Many people buy homes primarily for the view, whether it's a stark urban skyline, a tree-studded valley, or a secluded coastal bluff. And quite often, similar houses in the same neighborhood will have drastically different values based solely on their respective views. So it's important to understand what a homeowner can and cannot do to preserve the integrity of their view.
This article centers on view restrictions and how covenants may prevent views from being restricted. See FindLaw's Covenants, Conditions & Restrictions section for related articles and resources.
Covenants addressing views are often found in both CC&Rs and (less commonly) local zoning laws. Homeowners pay top dollar for property "with a view," and the privilege of gazing at an appealing scene from the comfort and privacy of one's own home is a highly prized commodity. This, in turn, manifests in enhanced dollar value of the real estate.
However, there is no natural or common law right to light, fresh air, or a view. (There are exceptions for the deliberate and malicious blocking of another's view with a structure that has no reasonable use or benefit to the one who constructed it.)

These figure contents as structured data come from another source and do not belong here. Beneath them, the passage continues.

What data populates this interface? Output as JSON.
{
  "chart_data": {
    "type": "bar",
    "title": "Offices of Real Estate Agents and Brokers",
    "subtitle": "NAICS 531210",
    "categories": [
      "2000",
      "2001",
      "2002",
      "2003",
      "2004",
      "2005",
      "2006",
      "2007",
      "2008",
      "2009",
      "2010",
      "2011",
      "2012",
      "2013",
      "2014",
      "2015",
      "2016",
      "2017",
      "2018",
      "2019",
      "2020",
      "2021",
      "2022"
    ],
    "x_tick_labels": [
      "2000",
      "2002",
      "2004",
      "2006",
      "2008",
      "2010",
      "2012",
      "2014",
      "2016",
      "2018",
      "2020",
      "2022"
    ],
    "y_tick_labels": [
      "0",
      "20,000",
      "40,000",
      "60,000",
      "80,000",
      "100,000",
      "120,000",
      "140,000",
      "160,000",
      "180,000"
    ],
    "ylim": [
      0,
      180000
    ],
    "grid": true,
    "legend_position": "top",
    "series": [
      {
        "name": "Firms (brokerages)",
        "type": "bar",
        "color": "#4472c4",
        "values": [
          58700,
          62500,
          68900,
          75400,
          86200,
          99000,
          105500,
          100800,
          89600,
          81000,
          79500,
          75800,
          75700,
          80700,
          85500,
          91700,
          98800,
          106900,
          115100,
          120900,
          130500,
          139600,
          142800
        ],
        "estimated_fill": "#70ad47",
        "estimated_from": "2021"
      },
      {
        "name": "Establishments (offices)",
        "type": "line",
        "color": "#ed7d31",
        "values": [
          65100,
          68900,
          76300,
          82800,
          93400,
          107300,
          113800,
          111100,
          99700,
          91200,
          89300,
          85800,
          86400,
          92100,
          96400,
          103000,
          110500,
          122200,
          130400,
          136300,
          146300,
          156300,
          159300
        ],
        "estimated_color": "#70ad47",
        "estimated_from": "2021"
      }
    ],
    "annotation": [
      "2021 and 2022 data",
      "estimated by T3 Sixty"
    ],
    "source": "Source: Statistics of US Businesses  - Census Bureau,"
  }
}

Such a right must therefore be granted in writing by a special law or CC&Rs. Generally speaking, the view that becomes protected by a CC&Rs is the view that existed at the time that the property was purchased (taking into account any pending impairments to view in existence at that time, such as the construction of additional homes in the area).
There are three common view obstructions that become the subject of CC&Rs:
- Trees, and
- Freestanding outbuildings/sheds.
Since each of these is normally associated with a homeowner's right to use and enjoy his property, CC&Rs seldom prohibit these improvements, but rather try to restrict them.